Cone snails: Some cone snails hunt and eat other kinds of snails, such as cowries, olive shells, turbo snails, and conch snails, while others will eat other cone snails. Conus marmoreus and Conus omaria are able to kill and swallow prey that are larger than themselves; some Conus species can swallow prey that weigh up to half of their own weight. Snails' bodies are attached to their shell by a columellar muscle that holds onto the columella, the axis of the snail. This muscle also allows the snail to retract back into its shell. If this muscle is broken, the snail will lose its shell and die. It is hard to detach this muscle in a live snail, or even in a dead snail. It is thought that the conotoxins in the venom of cone snails are able to completely relax this muscle so that the body can be pulled out from its shell. The cone snail uses its foot to hold the shell of its prey. Using a strong, steady pulling motion, the body of the snail can be forced out and then swallowed whole. Complete digestion of a snail can take many hours, even days.

Starfish: Primitive starfish, such as Astropecten and Luidia, swallow their prey whole and start to digest it in their cardiac stomachs. Shell valves and other inedible materials are ejected through their mouths. The semi-digested fluid is passed into their pyloric stomachs and caeca where digestion continues and absorption occurs. The margined sea star (Astropecten articulatus) is a well known molluscivore. It catches prey with its arms which it then takes to the mouth. The prey is then trapped by the long, moving prickles around the mouth cavity and swallowed food.

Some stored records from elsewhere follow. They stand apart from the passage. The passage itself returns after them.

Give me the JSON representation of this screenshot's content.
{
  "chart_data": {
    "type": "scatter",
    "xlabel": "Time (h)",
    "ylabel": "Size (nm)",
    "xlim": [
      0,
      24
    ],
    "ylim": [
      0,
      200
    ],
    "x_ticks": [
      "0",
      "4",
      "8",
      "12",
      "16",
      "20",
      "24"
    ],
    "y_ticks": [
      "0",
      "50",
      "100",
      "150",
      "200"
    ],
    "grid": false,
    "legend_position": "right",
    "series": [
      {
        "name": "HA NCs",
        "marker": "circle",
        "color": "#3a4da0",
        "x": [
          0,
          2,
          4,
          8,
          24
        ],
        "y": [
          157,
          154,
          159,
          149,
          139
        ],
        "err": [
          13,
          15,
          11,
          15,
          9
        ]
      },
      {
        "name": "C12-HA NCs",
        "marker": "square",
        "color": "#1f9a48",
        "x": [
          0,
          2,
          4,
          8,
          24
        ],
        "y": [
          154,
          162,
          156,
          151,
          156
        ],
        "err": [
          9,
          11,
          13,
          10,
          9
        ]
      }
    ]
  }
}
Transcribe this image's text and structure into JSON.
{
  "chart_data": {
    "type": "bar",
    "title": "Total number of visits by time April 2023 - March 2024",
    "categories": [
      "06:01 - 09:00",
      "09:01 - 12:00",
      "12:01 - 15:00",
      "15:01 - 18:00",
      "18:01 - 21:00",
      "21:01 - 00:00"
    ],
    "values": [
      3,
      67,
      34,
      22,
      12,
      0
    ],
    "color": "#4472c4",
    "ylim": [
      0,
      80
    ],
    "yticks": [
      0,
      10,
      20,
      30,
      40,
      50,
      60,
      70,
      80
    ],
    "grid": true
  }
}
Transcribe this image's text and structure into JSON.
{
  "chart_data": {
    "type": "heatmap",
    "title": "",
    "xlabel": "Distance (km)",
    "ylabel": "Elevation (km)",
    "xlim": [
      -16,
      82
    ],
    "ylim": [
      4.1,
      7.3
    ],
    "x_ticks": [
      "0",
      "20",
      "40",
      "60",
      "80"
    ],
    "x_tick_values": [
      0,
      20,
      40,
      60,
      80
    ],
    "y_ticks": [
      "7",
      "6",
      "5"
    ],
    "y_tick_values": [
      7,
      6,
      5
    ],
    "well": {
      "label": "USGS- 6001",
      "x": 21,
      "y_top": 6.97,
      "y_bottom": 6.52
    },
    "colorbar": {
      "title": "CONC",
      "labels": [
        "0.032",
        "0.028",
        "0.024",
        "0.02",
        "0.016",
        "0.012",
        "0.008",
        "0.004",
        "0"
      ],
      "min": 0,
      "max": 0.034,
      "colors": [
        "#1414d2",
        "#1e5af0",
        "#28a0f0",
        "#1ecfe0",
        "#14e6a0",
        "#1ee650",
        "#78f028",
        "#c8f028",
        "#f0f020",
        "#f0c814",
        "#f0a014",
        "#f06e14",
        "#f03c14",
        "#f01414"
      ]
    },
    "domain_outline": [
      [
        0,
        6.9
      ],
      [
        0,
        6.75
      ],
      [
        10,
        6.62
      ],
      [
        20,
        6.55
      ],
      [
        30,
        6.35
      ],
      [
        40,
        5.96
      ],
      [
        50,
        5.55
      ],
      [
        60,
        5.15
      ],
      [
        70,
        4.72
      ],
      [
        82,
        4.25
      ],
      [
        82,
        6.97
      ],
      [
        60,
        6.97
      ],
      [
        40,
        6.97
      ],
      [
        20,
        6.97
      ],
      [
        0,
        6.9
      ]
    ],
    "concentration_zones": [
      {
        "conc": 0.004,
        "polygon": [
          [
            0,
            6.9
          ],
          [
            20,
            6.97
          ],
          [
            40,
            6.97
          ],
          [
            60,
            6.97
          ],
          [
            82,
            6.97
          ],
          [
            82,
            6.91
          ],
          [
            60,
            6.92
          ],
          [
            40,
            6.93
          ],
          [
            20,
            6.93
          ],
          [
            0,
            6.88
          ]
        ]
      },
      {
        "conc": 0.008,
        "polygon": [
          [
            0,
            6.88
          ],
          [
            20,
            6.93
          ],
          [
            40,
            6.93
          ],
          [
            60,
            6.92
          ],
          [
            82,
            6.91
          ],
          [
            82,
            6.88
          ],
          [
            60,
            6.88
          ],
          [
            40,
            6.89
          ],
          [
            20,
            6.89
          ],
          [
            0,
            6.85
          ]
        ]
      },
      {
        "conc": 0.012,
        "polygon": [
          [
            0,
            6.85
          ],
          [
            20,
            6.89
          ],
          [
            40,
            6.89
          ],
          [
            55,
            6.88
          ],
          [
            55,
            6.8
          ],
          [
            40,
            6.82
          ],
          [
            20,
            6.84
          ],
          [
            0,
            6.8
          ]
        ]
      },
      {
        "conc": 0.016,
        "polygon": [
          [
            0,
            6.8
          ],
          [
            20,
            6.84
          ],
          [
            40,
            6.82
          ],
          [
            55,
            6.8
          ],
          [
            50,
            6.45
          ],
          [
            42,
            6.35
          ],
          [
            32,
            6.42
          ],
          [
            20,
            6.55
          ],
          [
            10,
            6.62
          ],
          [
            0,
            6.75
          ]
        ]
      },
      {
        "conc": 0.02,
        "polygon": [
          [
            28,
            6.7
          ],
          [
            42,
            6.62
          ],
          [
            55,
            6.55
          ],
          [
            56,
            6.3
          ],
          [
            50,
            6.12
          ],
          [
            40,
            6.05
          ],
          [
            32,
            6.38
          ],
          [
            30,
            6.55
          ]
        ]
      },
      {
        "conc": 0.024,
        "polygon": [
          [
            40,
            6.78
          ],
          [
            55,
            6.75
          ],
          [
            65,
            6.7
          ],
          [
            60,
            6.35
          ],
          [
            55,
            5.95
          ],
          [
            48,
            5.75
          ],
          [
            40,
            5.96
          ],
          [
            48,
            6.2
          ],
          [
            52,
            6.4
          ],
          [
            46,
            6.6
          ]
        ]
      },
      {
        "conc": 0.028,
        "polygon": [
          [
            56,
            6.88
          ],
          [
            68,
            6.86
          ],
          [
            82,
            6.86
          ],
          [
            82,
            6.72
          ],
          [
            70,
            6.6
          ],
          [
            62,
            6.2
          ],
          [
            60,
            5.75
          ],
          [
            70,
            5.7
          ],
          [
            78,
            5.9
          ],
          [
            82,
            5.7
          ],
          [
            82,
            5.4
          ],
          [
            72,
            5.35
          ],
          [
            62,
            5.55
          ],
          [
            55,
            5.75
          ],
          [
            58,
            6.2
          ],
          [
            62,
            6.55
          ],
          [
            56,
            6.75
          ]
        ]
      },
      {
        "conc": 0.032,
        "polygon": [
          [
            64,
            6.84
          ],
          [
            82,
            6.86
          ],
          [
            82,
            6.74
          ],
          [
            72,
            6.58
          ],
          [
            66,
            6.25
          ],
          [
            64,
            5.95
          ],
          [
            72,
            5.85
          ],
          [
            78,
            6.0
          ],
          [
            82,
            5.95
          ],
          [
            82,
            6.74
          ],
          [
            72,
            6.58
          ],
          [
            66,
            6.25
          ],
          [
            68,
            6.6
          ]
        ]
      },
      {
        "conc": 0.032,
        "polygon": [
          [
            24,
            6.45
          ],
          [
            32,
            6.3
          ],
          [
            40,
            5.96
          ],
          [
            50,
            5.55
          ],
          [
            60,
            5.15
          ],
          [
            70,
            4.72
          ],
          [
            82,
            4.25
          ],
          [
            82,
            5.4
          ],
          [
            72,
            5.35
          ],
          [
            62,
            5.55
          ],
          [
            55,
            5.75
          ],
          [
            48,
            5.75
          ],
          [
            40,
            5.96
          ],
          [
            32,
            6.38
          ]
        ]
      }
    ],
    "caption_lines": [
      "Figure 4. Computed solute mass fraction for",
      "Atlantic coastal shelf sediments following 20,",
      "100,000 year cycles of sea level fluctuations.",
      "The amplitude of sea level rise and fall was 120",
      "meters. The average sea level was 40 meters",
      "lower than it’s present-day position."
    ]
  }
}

In more advanced species of starfish, the cardiac stomach can be everted from the organism's body to engulf and digest food. When the prey is a clam, the starfish pulls with its tube feet to separate the two valves slightly, and inserts a small section of its stomach, which releases enzymes to digest the prey. The stomach and the partially digested prey are later retracted into the disc. Here the food is passed on to the pyloric stomach, which always remains inside the disc. Because of this ability to digest food outside the body, starfish can hunt prey much larger than their mouths.

Crabs: The freshwater crabs Syntripsa matannensis and Syntripsa flavichela are classed as molluscivores. Using their massive and powerful claws, adult Florida stone crabs (Menippe mercenaria) feed on acorn barnacles, hard-shelled clams, scallops, and conch.